The Data Center Business

From recent quarterly reports, Azure continues its quality growth, and a slight lag in acceleration does not change its competitive position meaningfully. Azure is growing at 39% YoY, accelerating 1% against a tough comp. The lag versus GCP and AWS is partially attributable to that tough prior-year comparison.

The growth is largely capped by supply, not demand. Semianalysis's semiconductor rental dashboard shows that on-demand GPU rental capacity is sold out across all types in the first half of 2026. H100 rental pricing rose from a low of $1.70/hr last October to $2.65 in May — a 55% increase. Both unit pricing and capacity clearly reflect supply-constrained demand, and MSFT expects those constraints to persist through at least the latter half of 2026. So we should see similar growth or modest upside in the next several quarters.

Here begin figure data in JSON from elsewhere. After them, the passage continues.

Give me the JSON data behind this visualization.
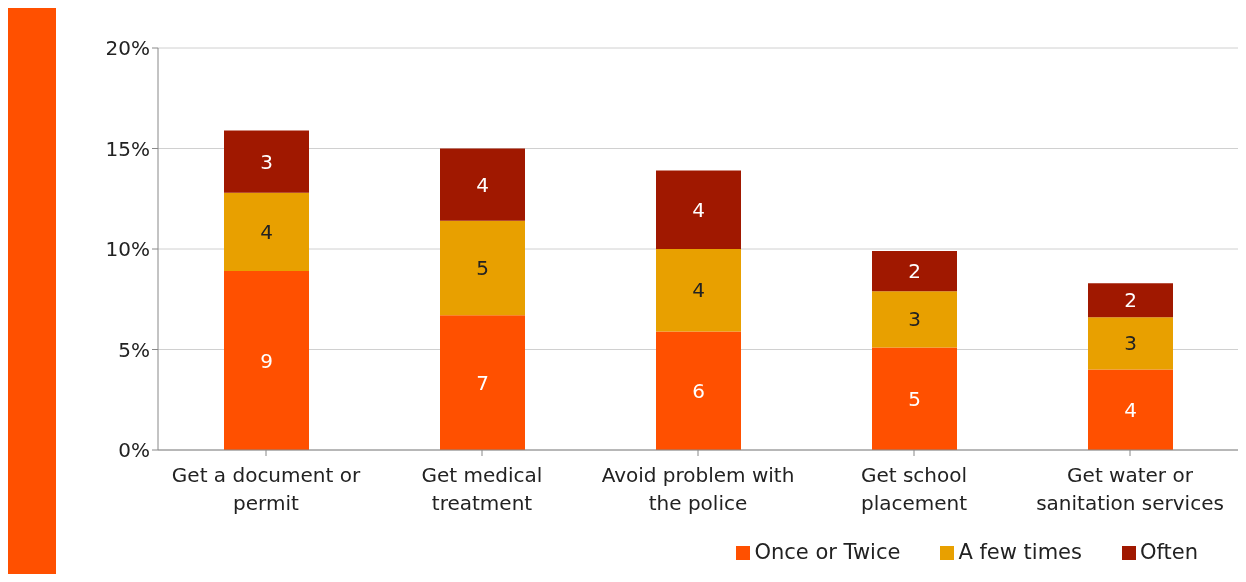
{
  "chart_data": {
    "type": "bar",
    "stacked": true,
    "categories": [
      "Get a document or permit",
      "Get medical treatment",
      "Avoid problem with the police",
      "Get school placement",
      "Get water or sanitation services"
    ],
    "series": [
      {
        "name": "Once or Twice",
        "color": "#ff5000",
        "values": [
          8.9,
          6.7,
          5.9,
          5.1,
          4.0
        ],
        "value_labels": [
          "9",
          "7",
          "6",
          "5",
          "4"
        ]
      },
      {
        "name": "A few times",
        "color": "#e8a000",
        "values": [
          3.9,
          4.7,
          4.1,
          2.8,
          2.6
        ],
        "value_labels": [
          "4",
          "5",
          "4",
          "3",
          "3"
        ]
      },
      {
        "name": "Often",
        "color": "#a01800",
        "values": [
          3.1,
          3.6,
          3.9,
          2.0,
          1.7
        ],
        "value_labels": [
          "3",
          "4",
          "4",
          "2",
          "2"
        ]
      }
    ],
    "ylim": [
      0,
      20
    ],
    "yticks": [
      {
        "value": 0,
        "label": "0%"
      },
      {
        "value": 5,
        "label": "5%"
      },
      {
        "value": 10,
        "label": "10%"
      },
      {
        "value": 15,
        "label": "15%"
      },
      {
        "value": 20,
        "label": "20%"
      }
    ],
    "grid": "y",
    "legend": "bottom right"
  }
}
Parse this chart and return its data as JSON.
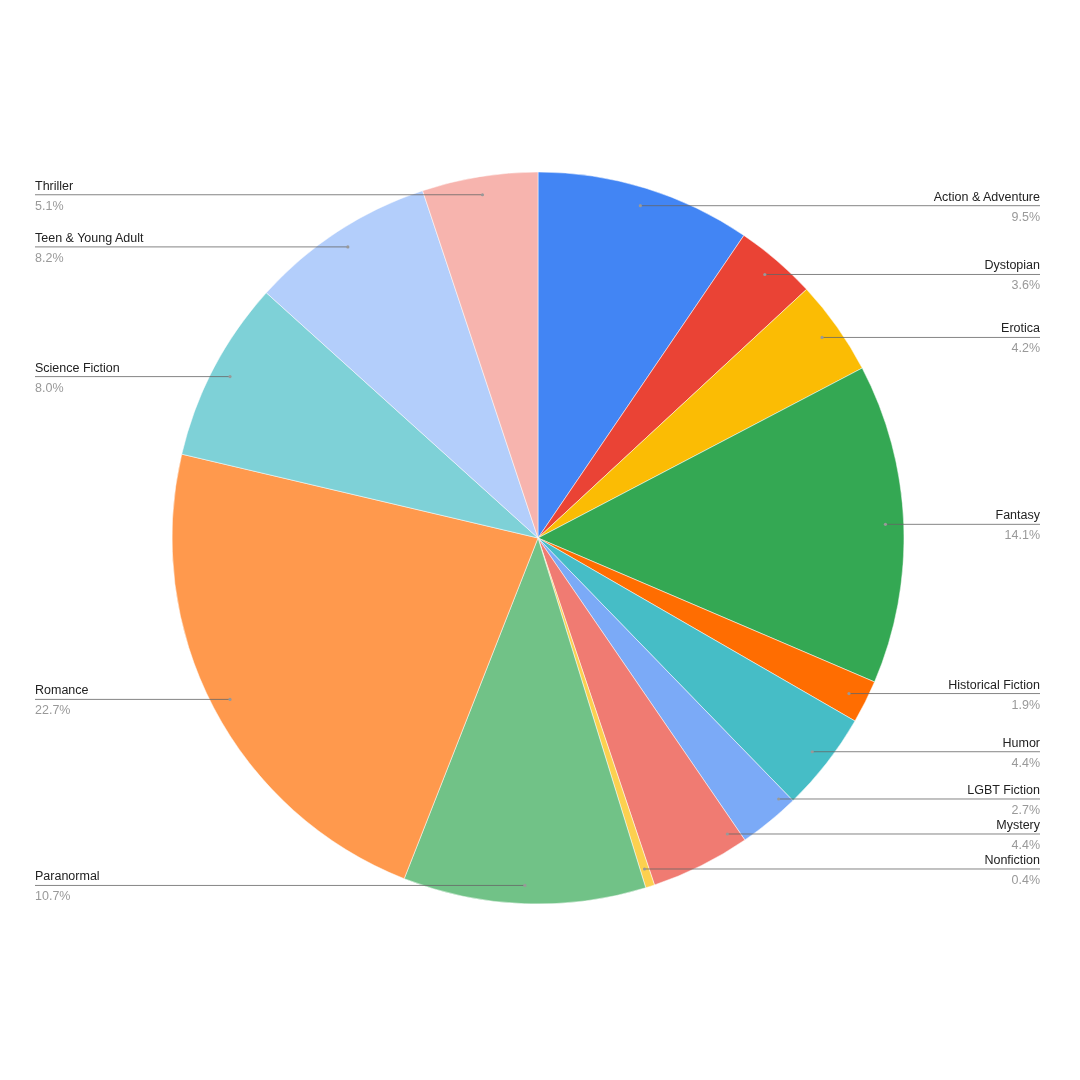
{
  "chart_data": {
    "type": "pie",
    "categories": [
      "Action & Adventure",
      "Dystopian",
      "Erotica",
      "Fantasy",
      "Historical Fiction",
      "Humor",
      "LGBT Fiction",
      "Mystery",
      "Nonfiction",
      "Paranormal",
      "Romance",
      "Science Fiction",
      "Teen & Young Adult",
      "Thriller"
    ],
    "values": [
      9.5,
      3.6,
      4.2,
      14.1,
      1.9,
      4.4,
      2.7,
      4.4,
      0.4,
      10.7,
      22.7,
      8.0,
      8.2,
      5.1
    ],
    "value_labels": [
      "9.5%",
      "3.6%",
      "4.2%",
      "14.1%",
      "1.9%",
      "4.4%",
      "2.7%",
      "4.4%",
      "0.4%",
      "10.7%",
      "22.7%",
      "8.0%",
      "8.2%",
      "5.1%"
    ],
    "colors": [
      "#4285f4",
      "#ea4335",
      "#fbbc04",
      "#34a853",
      "#ff6d01",
      "#46bdc6",
      "#7baaf7",
      "#f07b72",
      "#fcd04f",
      "#71c287",
      "#ff994d",
      "#7ed1d7",
      "#b3cefb",
      "#f7b4ae"
    ]
  }
}
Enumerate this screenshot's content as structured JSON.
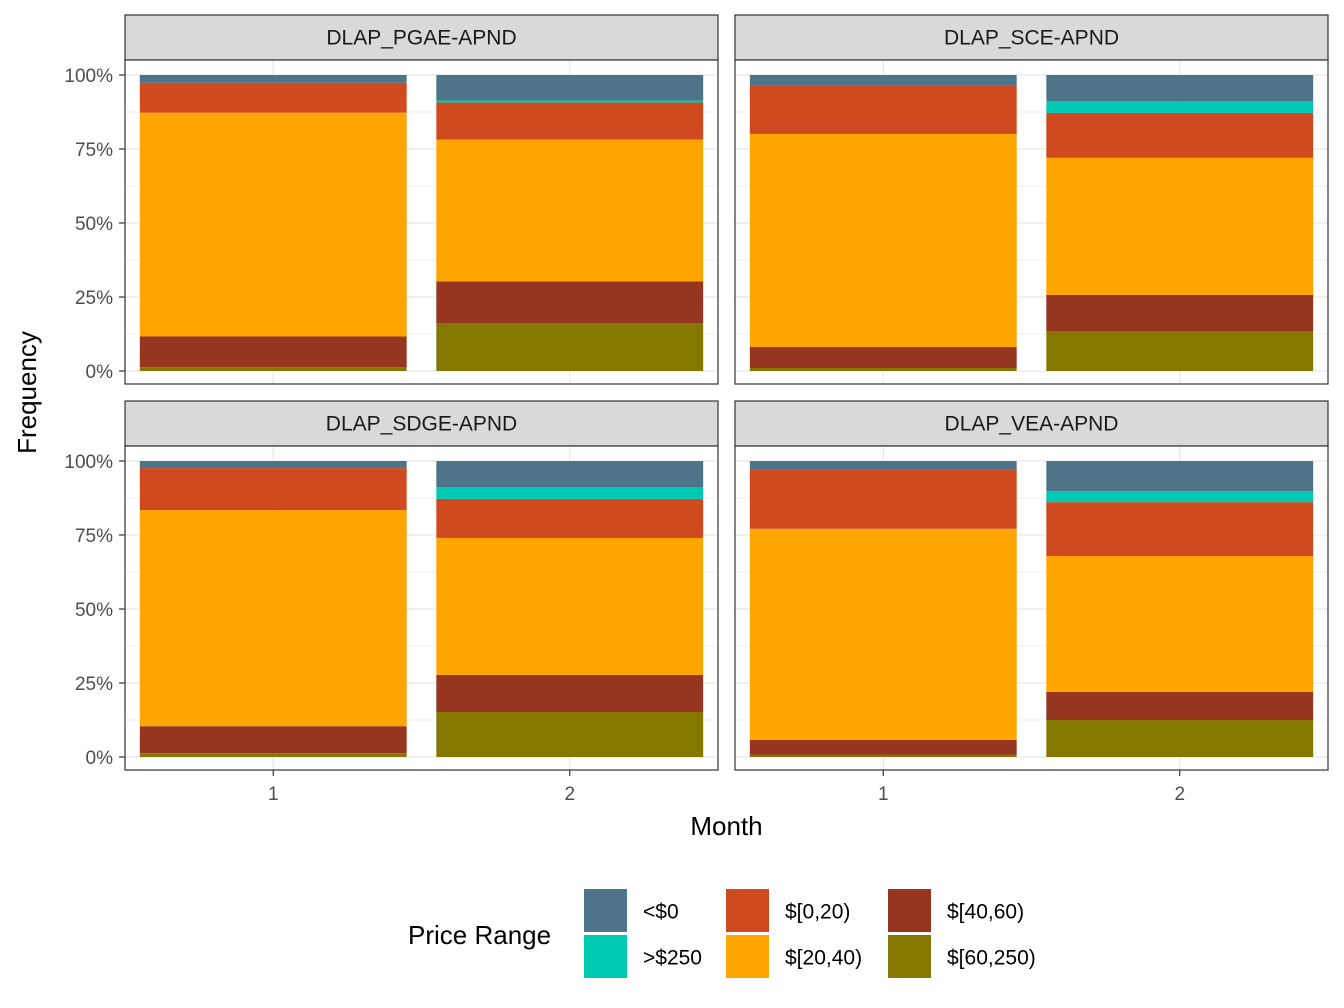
{
  "chart_data": {
    "type": "bar",
    "stacked": true,
    "facet_layout": "2x2",
    "xlabel": "Month",
    "ylabel": "Frequency",
    "y_tick_labels": [
      "0%",
      "25%",
      "50%",
      "75%",
      "100%"
    ],
    "y_ticks": [
      0,
      25,
      50,
      75,
      100
    ],
    "ylim": [
      0,
      100
    ],
    "categories": [
      "1",
      "2"
    ],
    "grid": true,
    "legend": {
      "title": "Price Range",
      "placement": "bottom",
      "entries": [
        {
          "label": "<$0",
          "key": "neg",
          "color": "#4E7489"
        },
        {
          "label": ">$250",
          "key": "gt250",
          "color": "#00C9B3"
        },
        {
          "label": "$[0,20)",
          "key": "r0_20",
          "color": "#D04A1F"
        },
        {
          "label": "$[20,40)",
          "key": "r20_40",
          "color": "#FFA500"
        },
        {
          "label": "$[40,60)",
          "key": "r40_60",
          "color": "#963520"
        },
        {
          "label": "$[60,250)",
          "key": "r60_250",
          "color": "#847800"
        }
      ]
    },
    "stack_order_bottom_to_top": [
      "r60_250",
      "r40_60",
      "r20_40",
      "r0_20",
      "gt250",
      "neg"
    ],
    "facets": [
      {
        "title": "DLAP_PGAE-APND",
        "bars": [
          {
            "x": "1",
            "values": {
              "r60_250": 1.3,
              "r40_60": 10.4,
              "r20_40": 75.6,
              "r0_20": 10.1,
              "gt250": 0,
              "neg": 2.6
            }
          },
          {
            "x": "2",
            "values": {
              "r60_250": 16.2,
              "r40_60": 14.1,
              "r20_40": 47.9,
              "r0_20": 12.5,
              "gt250": 0.7,
              "neg": 8.6
            }
          }
        ]
      },
      {
        "title": "DLAP_SCE-APND",
        "bars": [
          {
            "x": "1",
            "values": {
              "r60_250": 1.0,
              "r40_60": 7.1,
              "r20_40": 72.0,
              "r0_20": 16.5,
              "gt250": 0,
              "neg": 3.4
            }
          },
          {
            "x": "2",
            "values": {
              "r60_250": 13.5,
              "r40_60": 12.2,
              "r20_40": 46.3,
              "r0_20": 15.2,
              "gt250": 3.9,
              "neg": 8.9
            }
          }
        ]
      },
      {
        "title": "DLAP_SDGE-APND",
        "bars": [
          {
            "x": "1",
            "values": {
              "r60_250": 1.3,
              "r40_60": 9.1,
              "r20_40": 73.0,
              "r0_20": 14.2,
              "gt250": 0,
              "neg": 2.4
            }
          },
          {
            "x": "2",
            "values": {
              "r60_250": 15.2,
              "r40_60": 12.5,
              "r20_40": 46.3,
              "r0_20": 13.2,
              "gt250": 4.0,
              "neg": 8.8
            }
          }
        ]
      },
      {
        "title": "DLAP_VEA-APND",
        "bars": [
          {
            "x": "1",
            "values": {
              "r60_250": 0.7,
              "r40_60": 5.1,
              "r20_40": 71.3,
              "r0_20": 19.9,
              "gt250": 0,
              "neg": 3.0
            }
          },
          {
            "x": "2",
            "values": {
              "r60_250": 12.5,
              "r40_60": 9.5,
              "r20_40": 45.9,
              "r0_20": 18.2,
              "gt250": 3.7,
              "neg": 10.2
            }
          }
        ]
      }
    ]
  }
}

Further out, there is genuine uncertainty. It's not yet clear whether compute demand will match the growth of supply. MSFT capacity is expected to expand at roughly 5GW per year from 2027 onward, compared to 2GW and 4GW in 2025 and 2026 — roughly linear growth. The bull narrative is that token usage follows a parabolic path as enterprise moves from chatbots to agents, keeping utilization high. Under a softer scenario, if enterprise demand doesn't materialize in the next 1–2 years, hyperscalers can pull back CapEx. The worst case is cash keeps getting burned with the AI promise unrealized. That uncertainty is clearly priced into the current multiple — but I think, with willingness to sit with that uncertainty, MSFT is still attractive, because its computing business and its SaaS business reinforce each other. In the upside case, the justification for CapEx rests on enterprise application adoption, and MSFT sits at the center of the enterprise application layer. The software business is not just a legacy cash cow — it is an integral part of the bull thesis.

Valuation

I ran a DCF to assess returns under different CapEx scenarios rather than to produce a precise price target. In the bull case, I assume Azure maintains its current expansion pace and peaks in 2027–2028 with about 2 more points of acceleration, translating to ~30% Intelligent Cloud segment growth. The recently announced model diversification — bringing DeepSeek and Anthropic models to Azure AI — also acts as a tailwind. That generates a target of roughly $600 in the bull case and $450 in the reduced-CapEx case. Bear case is $312. The risk-return is attractive in my view.

On multiples: MSFT is at its cheapest in P/E terms, and also cheap on unlevered FCF. Investors are pricing the stock as if FCF isn't compressed by near-term CapEx, which understates the normalization upside. Currently, MSFT trades at 21.57× Price/NTM EPS, 23.75× Price/LTM EPS, and 14.48× Price/NTM Cash Flow. FY27 consensus EPS is $19.37; at a target 25× P/E, that yields $484. DCF-derived base case is $512.

Risks

CapEx downside: Customer concentration and reliance on NVDA make MSFT more exposed to the downside of the CapEx buildout than it appears.

AI adoption: Corporate adoption slows, or competition in the application layer from other AI companies intensifies faster than MSFT can capture share.